Three of the four students who created the startup (standing, left to right), Ryan Hu, Steven Ji and Eton Lin, in their boardroom with supervisor Bill McConkey. Players are briefed in this boardroom before beginning their adventure. (Photo by Ken Jones)

You’re on a top-secret mission, trapped in a dark room with other members of your team. The rest of your team is in a room nearby, but you can’t figure out how to reach them? What do you do?

That’s the beginning of a scenario from BreakOut Team Adventures, a startup initiated by UTSC management students. 

“It’s like gaming, but you’re playing in real life,” says Eton Lin. Lin is one of the business’s partners, and is using the opportunity as his placement for the Entrepreneurship Co-op program, which has placed its first students this year.

The idea came about after Steven Ji, another partner and entrepreneurship co-op student, heard about the popularity of “real-life room escapes” in Asia, particularly in Japan. Ji and Lin joined with fourth-year management students Ryan Hu and Eric Ren to research and plan the business earlier this year and were up and running in September.

“It’s doing better than I expected,” says Management Professor Bill McConkey, who is supervising the project. “They were at 30 per cent capacity within a few months.”
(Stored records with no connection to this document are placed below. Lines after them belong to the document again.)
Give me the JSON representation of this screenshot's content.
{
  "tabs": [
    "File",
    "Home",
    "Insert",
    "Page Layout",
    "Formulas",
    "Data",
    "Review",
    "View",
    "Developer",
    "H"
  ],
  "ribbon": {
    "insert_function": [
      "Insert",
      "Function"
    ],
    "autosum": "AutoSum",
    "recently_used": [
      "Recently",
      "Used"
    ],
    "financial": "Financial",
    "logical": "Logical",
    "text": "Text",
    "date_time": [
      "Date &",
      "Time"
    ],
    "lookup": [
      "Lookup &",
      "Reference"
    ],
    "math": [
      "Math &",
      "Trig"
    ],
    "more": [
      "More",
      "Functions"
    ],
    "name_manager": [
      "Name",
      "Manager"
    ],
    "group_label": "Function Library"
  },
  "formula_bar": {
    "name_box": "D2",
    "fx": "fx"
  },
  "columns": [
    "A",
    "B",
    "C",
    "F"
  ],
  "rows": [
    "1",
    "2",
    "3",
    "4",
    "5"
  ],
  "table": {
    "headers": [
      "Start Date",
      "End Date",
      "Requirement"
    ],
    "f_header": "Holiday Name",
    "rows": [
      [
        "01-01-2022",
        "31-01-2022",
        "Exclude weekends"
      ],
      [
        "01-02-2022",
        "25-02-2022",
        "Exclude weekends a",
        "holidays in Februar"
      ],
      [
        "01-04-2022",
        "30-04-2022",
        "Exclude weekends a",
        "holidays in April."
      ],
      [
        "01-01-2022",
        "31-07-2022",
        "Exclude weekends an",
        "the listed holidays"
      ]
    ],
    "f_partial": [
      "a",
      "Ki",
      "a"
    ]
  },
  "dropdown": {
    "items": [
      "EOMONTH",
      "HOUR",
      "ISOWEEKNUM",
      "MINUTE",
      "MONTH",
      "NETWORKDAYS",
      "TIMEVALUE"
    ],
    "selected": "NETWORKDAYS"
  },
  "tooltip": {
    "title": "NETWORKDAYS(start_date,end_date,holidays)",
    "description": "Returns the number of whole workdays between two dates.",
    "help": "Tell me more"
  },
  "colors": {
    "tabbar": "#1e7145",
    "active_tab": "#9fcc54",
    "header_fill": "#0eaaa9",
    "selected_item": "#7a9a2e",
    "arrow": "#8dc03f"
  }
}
Entrepreneurship is unique among UTSC’s Co-op offerings. Normally, students are placed within government, corporations or non-profit organizations. In this case, students are their own bosses, with McConkey’s guidance.

“We’re creating a new dimension to the Co-op program,” McConkey says. “It’s counter to the traditional notion of co-op.”

The adventures are most popular among young people aged 18 to 30, and business is at its most brisk on weekend evenings, though they are also in negotiations with corporate and non-profit groups to host team-building exercises.

The students funded the venture through three outside investors and personal contributions. The industry is in its early stages in the region, and there are only two competitors in the GTA.

The game is usually played by groups of four to 10. Participants begin in a boardroom where the game and the situation are explained. They are split up and taken to their adventure rooms, where they must use clues to figure out first how to find each other, then how to escape as a team, all in one hour.

“We’ve only had about 15 per cent escape in time,” Lin says with a laugh.

The four students are now hiring employees so they can keep things running when they return to classes in the new year. “We’re still students!” says Ji.